Keywords: Idiopathic granulomatous mastitis, Mammography, Ultrasound

Resumo:
O objetivo deste estudo é descrever as características clínicas, mamográficas e ultra-sonográficas de três casos de mastite granulomatosa idiopática. Esta afecção pode simular câncer de mama nos exames clínico e mamográfico, porém os achados ultra-sonográficos de múltiplas imagens tubulares hipoecóicas, contíguas e confluentes em mulheres jovens com história de lactação recente sugerem o diagnóstico de mastite granulomatosa idiopática.

Abstract:
The aim of this study is to describe the clinical, mammography and ultrasound findings of three cases of idiopathic granulomatous mastitis. This disease can mimic breast carcinoma on clinical and mammographic examinations. However, ultrasound examinations showing multiple clustered and often contiguous tubular hypoechoic lesions in young women with history of recent lactation suggest the diagnosis of idiopathic granulomatous mastitis.

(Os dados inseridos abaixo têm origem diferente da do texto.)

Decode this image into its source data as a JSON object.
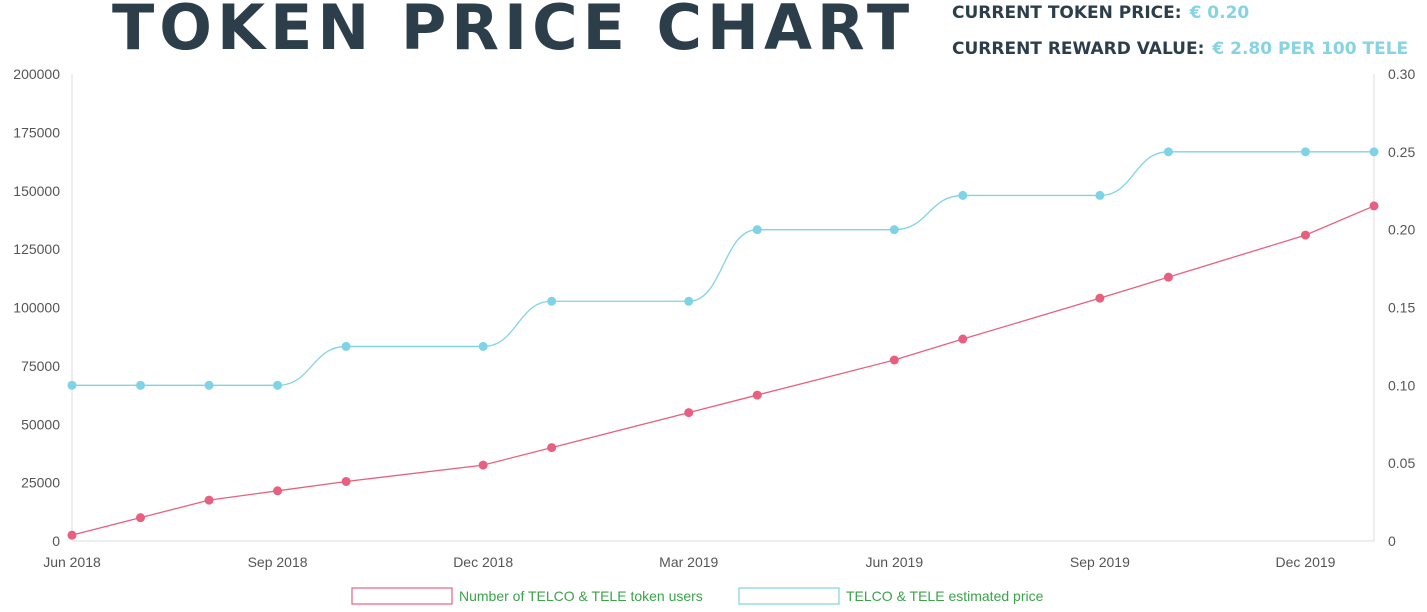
{
  "header": {
    "title": "TOKEN PRICE CHART",
    "current_price_label": "CURRENT TOKEN PRICE:",
    "current_price_value": "€ 0.20",
    "reward_label": "CURRENT REWARD VALUE:",
    "reward_value": "€ 2.80 PER 100 TELE"
  },
  "colors": {
    "users": "#e8607f",
    "price": "#7fd3e6",
    "title": "#2c3e4a",
    "legend_text": "#3aa34a"
  },
  "chart_data": {
    "type": "line",
    "x": [
      "Jun 2018",
      "Jul 2018",
      "Aug 2018",
      "Sep 2018",
      "Oct 2018",
      "Dec 2018",
      "Jan 2019",
      "Mar 2019",
      "Apr 2019",
      "Jun 2019",
      "Jul 2019",
      "Sep 2019",
      "Oct 2019",
      "Dec 2019",
      "Jan 2020"
    ],
    "x_ticks": [
      "Jun 2018",
      "Sep 2018",
      "Dec 2018",
      "Mar 2019",
      "Jun 2019",
      "Sep 2019",
      "Dec 2019"
    ],
    "y_left_ticks": [
      "0",
      "25000",
      "50000",
      "75000",
      "100000",
      "125000",
      "150000",
      "175000",
      "200000"
    ],
    "y_right_ticks": [
      "0",
      "0.05",
      "0.10",
      "0.15",
      "0.20",
      "0.25",
      "0.30"
    ],
    "ylim_left": [
      0,
      200000
    ],
    "ylim_right": [
      0,
      0.3
    ],
    "series": [
      {
        "name": "Number of TELCO & TELE token users",
        "axis": "left",
        "values": [
          2500,
          10000,
          17500,
          21500,
          25500,
          32500,
          40000,
          55000,
          62500,
          77500,
          86500,
          104000,
          113000,
          131000,
          143500
        ]
      },
      {
        "name": "TELCO & TELE estimated price",
        "axis": "right",
        "values": [
          0.1,
          0.1,
          0.1,
          0.1,
          0.125,
          0.125,
          0.154,
          0.154,
          0.2,
          0.2,
          0.222,
          0.222,
          0.25,
          0.25,
          0.25
        ]
      }
    ],
    "grid": false,
    "legend_position": "bottom"
  }
}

IIIMastologista e Oncologista, Chefe do Setor de Oncologia do Hospital Santa Rita de Cássia
IVMestre em Ginecologia pela Universidade Estadual de Campinas (Unicamp)

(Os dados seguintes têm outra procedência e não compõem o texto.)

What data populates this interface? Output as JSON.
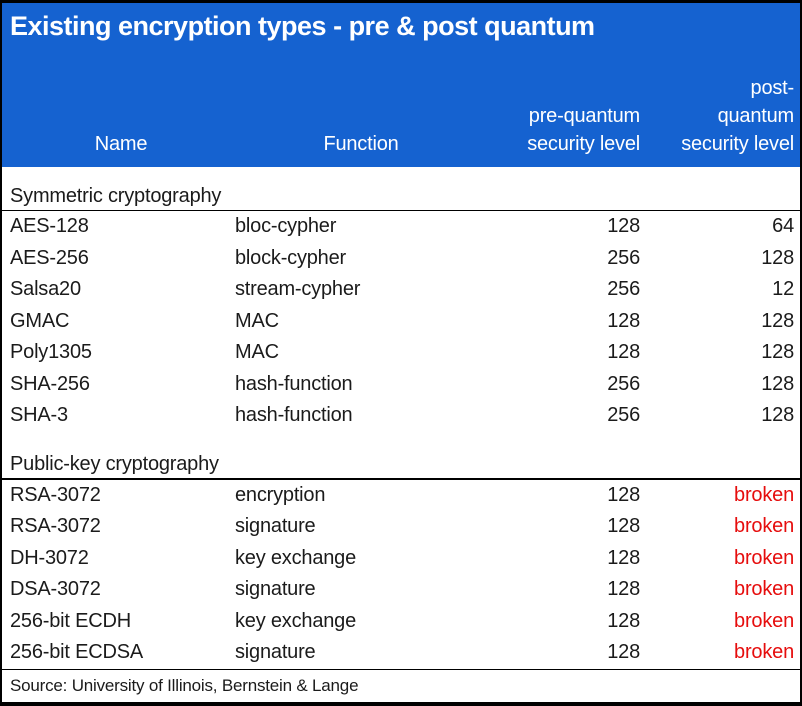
{
  "colors": {
    "header_bg": "#1562d0",
    "header_text": "#ffffff",
    "body_text": "#1b1b1b",
    "broken_text": "#e60d0d",
    "border": "#000000"
  },
  "chart_data": {
    "type": "table",
    "title": "Existing encryption types - pre & post quantum",
    "columns": [
      {
        "label": "Name",
        "align": "center"
      },
      {
        "label": "Function",
        "align": "center"
      },
      {
        "label": "pre-quantum security level",
        "align": "right",
        "lines": [
          "pre-quantum",
          "security level"
        ]
      },
      {
        "label": "post-quantum security level",
        "align": "right",
        "lines": [
          "post-",
          "quantum",
          "security level"
        ]
      }
    ],
    "sections": [
      {
        "label": "Symmetric cryptography",
        "rows": [
          {
            "name": "AES-128",
            "function": "bloc-cypher",
            "pre_quantum": "128",
            "post_quantum": "64",
            "broken": false
          },
          {
            "name": "AES-256",
            "function": "block-cypher",
            "pre_quantum": "256",
            "post_quantum": "128",
            "broken": false
          },
          {
            "name": "Salsa20",
            "function": "stream-cypher",
            "pre_quantum": "256",
            "post_quantum": "12",
            "broken": false
          },
          {
            "name": "GMAC",
            "function": "MAC",
            "pre_quantum": "128",
            "post_quantum": "128",
            "broken": false
          },
          {
            "name": "Poly1305",
            "function": "MAC",
            "pre_quantum": "128",
            "post_quantum": "128",
            "broken": false
          },
          {
            "name": "SHA-256",
            "function": "hash-function",
            "pre_quantum": "256",
            "post_quantum": "128",
            "broken": false
          },
          {
            "name": "SHA-3",
            "function": "hash-function",
            "pre_quantum": "256",
            "post_quantum": "128",
            "broken": false
          }
        ]
      },
      {
        "label": "Public-key cryptography",
        "rows": [
          {
            "name": "RSA-3072",
            "function": "encryption",
            "pre_quantum": "128",
            "post_quantum": "broken",
            "broken": true
          },
          {
            "name": "RSA-3072",
            "function": "signature",
            "pre_quantum": "128",
            "post_quantum": "broken",
            "broken": true
          },
          {
            "name": "DH-3072",
            "function": "key exchange",
            "pre_quantum": "128",
            "post_quantum": "broken",
            "broken": true
          },
          {
            "name": "DSA-3072",
            "function": "signature",
            "pre_quantum": "128",
            "post_quantum": "broken",
            "broken": true
          },
          {
            "name": "256-bit ECDH",
            "function": "key exchange",
            "pre_quantum": "128",
            "post_quantum": "broken",
            "broken": true
          },
          {
            "name": "256-bit ECDSA",
            "function": "signature",
            "pre_quantum": "128",
            "post_quantum": "broken",
            "broken": true
          }
        ]
      }
    ],
    "source": "Source: University of Illinois, Bernstein & Lange"
  }
}
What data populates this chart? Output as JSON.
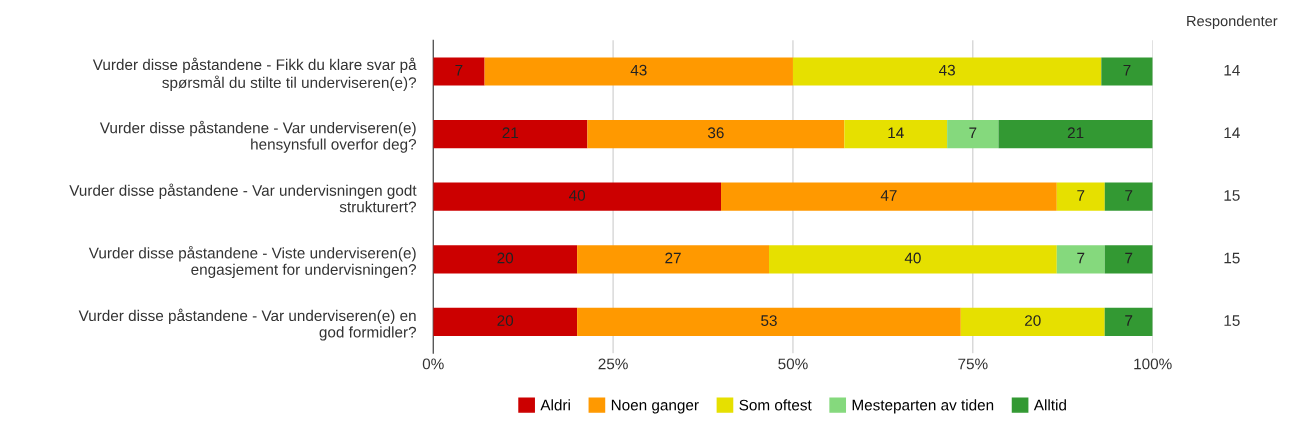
{
  "chart_data": {
    "type": "bar",
    "orientation": "horizontal",
    "stacked": true,
    "categories": [
      "Vurder disse påstandene - Fikk du klare svar på\nspørsmål du stilte til underviseren(e)?",
      "Vurder disse påstandene - Var underviseren(e)\nhensynsfull overfor deg?",
      "Vurder disse påstandene - Var undervisningen godt\nstrukturert?",
      "Vurder disse påstandene - Viste underviseren(e)\nengasjement for undervisningen?",
      "Vurder disse påstandene - Var underviseren(e) en\ngod formidler?"
    ],
    "series": [
      {
        "name": "Aldri",
        "color": "#cc0000",
        "values": [
          7.14,
          21.43,
          40,
          20,
          20
        ],
        "value_labels": [
          "7",
          "21",
          "40",
          "20",
          "20"
        ]
      },
      {
        "name": "Noen ganger",
        "color": "#ff9900",
        "values": [
          42.86,
          35.71,
          46.67,
          26.67,
          53.33
        ],
        "value_labels": [
          "43",
          "36",
          "47",
          "27",
          "53"
        ]
      },
      {
        "name": "Som oftest",
        "color": "#e6e000",
        "values": [
          42.86,
          14.29,
          6.67,
          40,
          20
        ],
        "value_labels": [
          "43",
          "14",
          "7",
          "40",
          "20"
        ]
      },
      {
        "name": "Mesteparten av tiden",
        "color": "#85d97d",
        "values": [
          null,
          7.14,
          null,
          6.67,
          null
        ],
        "value_labels": [
          null,
          "7",
          null,
          "7",
          null
        ]
      },
      {
        "name": "Alltid",
        "color": "#339933",
        "values": [
          7.14,
          21.43,
          6.67,
          6.67,
          6.67
        ],
        "value_labels": [
          "7",
          "21",
          "7",
          "7",
          "7"
        ]
      }
    ],
    "xlim": [
      0,
      100
    ],
    "xticks": [
      {
        "value": 0,
        "label": "0%"
      },
      {
        "value": 25,
        "label": "25%"
      },
      {
        "value": 50,
        "label": "50%"
      },
      {
        "value": 75,
        "label": "75%"
      },
      {
        "value": 100,
        "label": "100%"
      }
    ],
    "grid": "x",
    "legend": "bottom",
    "annotations": [
      "Respondenter",
      "14",
      "14",
      "15",
      "15",
      "15"
    ]
  }
}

Endereço para correspondência

 

 

INTRODUÇÃO

A mastite granulomatosa idiopática (MGI), também denominada mastite lobular granulomatosa, é uma rara doença inflamatória crônica da mama, de etiologia desconhecida. Ocorre principalmente em mulheres jovens e freqüentemente com lactação recente(1). As características clínicas, radiológicas e ultra-sonográficas são semelhantes às do câncer de mama(2–6). O objetivo deste estudo é descrever as características clínicas, mamográficas e ultra-sonográficas de três casos de MGI, bem como a revisão dos casos relevantes publicados na literatura.

 

RELATO DOS CASOS

No período de agosto de 2001 a dezembro de 2002, três mulheres tiveram diagnóstico histopatológico de MGI no Centro de Diagnóstico por Imagem, Vitória, ES. Mamografia e ultra-sonografia foram realizadas nos três casos, bem com a pesquisa de fungos, cultura para tuberculose e bactérias inespecíficas.

Caso 1 (Figuras 1 a 3)

Paciente de 47 anos de idade, com queixa de nódulo doloroso na mama esquerda, de crescimento rápido. Negava trauma, uso de anticoncepcional oral e história familiar para câncer de mama. Gesta III, o intervalo entre a última gestação e o aparecimento da lesão foi de 24 meses.

O exame clínico revelou área de consistência endurecida, no quadrante superior externo da mama esquerda, associada a eritema e espessamento difuso da pele e complexo aréolo-papilar, indistinguível do carcinoma inflamatório. Não foram observados derrame papilar ou linfadenomegalia axilar clinicamente suspeita.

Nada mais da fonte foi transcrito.